Acces to Dutch knowledge centers

Also, the study revealed that American greenhouse operations may be interested in access to Dutch greenhouse horticultural knowledge centers. While larger American greenhouse growers seem to have relatively easy access to knowledge and research from the Netherlands, smaller growers have to rely much more on "extension services" of local universities. These services were always freely available to growers, and were funded by grants from the federal government. Because of cut in federal funding for these programs, the availability and quality of the service in many regions are lower than desired. Growers are therefore interested in other sources of information. Many growers will have to rely on information made available by their suppliers, which might not always be objective. It is expected that interest in Dutch independent knowledge will increase.
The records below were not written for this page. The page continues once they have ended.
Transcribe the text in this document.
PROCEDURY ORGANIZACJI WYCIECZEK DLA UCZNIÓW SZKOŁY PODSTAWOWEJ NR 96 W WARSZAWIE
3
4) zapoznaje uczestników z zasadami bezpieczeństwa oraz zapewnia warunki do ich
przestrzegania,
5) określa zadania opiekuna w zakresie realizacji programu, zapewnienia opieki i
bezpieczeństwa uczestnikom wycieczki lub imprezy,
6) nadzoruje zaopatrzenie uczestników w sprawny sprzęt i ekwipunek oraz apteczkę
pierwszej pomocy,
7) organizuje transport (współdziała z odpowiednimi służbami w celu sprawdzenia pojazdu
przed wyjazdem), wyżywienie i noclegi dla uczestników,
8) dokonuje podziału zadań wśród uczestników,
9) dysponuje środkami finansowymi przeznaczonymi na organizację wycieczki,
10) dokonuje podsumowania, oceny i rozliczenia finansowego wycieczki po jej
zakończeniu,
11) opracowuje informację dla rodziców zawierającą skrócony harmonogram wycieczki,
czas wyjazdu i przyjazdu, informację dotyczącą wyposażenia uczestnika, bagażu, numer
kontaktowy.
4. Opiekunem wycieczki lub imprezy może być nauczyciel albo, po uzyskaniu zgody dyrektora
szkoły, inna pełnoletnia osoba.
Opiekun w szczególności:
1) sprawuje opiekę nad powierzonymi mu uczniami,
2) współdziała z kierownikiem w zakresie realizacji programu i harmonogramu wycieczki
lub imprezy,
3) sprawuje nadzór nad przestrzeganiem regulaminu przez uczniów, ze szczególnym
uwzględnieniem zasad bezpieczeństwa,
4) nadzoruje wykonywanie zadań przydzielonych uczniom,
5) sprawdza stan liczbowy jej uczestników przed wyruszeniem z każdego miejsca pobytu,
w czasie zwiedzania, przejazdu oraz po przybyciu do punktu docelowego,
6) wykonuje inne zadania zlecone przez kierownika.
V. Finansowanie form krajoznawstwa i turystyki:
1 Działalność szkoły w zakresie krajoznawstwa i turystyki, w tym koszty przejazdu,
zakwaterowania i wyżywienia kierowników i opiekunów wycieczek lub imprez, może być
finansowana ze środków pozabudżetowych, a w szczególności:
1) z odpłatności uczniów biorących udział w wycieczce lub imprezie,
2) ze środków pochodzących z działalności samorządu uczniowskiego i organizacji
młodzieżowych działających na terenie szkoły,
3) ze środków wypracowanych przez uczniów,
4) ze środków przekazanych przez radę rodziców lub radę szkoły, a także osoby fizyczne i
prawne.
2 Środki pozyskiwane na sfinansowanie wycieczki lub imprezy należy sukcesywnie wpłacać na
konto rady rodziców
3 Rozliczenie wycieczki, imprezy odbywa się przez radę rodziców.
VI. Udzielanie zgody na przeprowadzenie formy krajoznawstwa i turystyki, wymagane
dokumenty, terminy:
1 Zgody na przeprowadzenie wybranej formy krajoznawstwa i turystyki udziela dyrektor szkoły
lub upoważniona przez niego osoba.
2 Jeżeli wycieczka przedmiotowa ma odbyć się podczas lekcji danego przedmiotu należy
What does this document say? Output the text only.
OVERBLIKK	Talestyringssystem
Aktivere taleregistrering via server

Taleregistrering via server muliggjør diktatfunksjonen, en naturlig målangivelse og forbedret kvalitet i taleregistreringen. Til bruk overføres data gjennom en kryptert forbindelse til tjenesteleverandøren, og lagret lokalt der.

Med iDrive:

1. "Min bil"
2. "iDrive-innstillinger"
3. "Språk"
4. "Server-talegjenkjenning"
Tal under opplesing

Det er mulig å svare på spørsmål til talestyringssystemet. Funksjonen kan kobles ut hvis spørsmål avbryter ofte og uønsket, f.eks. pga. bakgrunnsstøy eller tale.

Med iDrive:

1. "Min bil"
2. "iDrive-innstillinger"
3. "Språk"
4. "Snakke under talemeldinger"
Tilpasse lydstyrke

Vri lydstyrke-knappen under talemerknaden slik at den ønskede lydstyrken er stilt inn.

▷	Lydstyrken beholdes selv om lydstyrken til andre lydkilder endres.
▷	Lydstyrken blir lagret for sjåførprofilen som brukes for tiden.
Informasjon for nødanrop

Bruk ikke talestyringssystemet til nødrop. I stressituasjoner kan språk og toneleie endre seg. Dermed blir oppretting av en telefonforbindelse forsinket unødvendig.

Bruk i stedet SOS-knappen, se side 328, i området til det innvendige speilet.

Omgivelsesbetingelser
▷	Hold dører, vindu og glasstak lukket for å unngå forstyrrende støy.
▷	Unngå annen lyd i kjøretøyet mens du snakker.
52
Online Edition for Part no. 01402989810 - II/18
There will also be opportunities for Dutch research institutes to collaborate in international horticultural research. In addition, US growers are interested in joint promotion of the greenhouse sector. The Dutch knowledge gained with "Kom in de Kas" can be implemented when many US growers work together. Besides the developments in knowledge and technology the study has shown that vegetable growing in greenhouses can expand if it focuses more on the restaurant sector. This industry, which includes with McDonald's and other fast food chains, is mainly using tomatoes from field production because they contain less moisture than greenhouse tomatoes. Perhaps the development of a greenhouse tomato that contains less moisture will help the greenhouse sector in its competition with field production.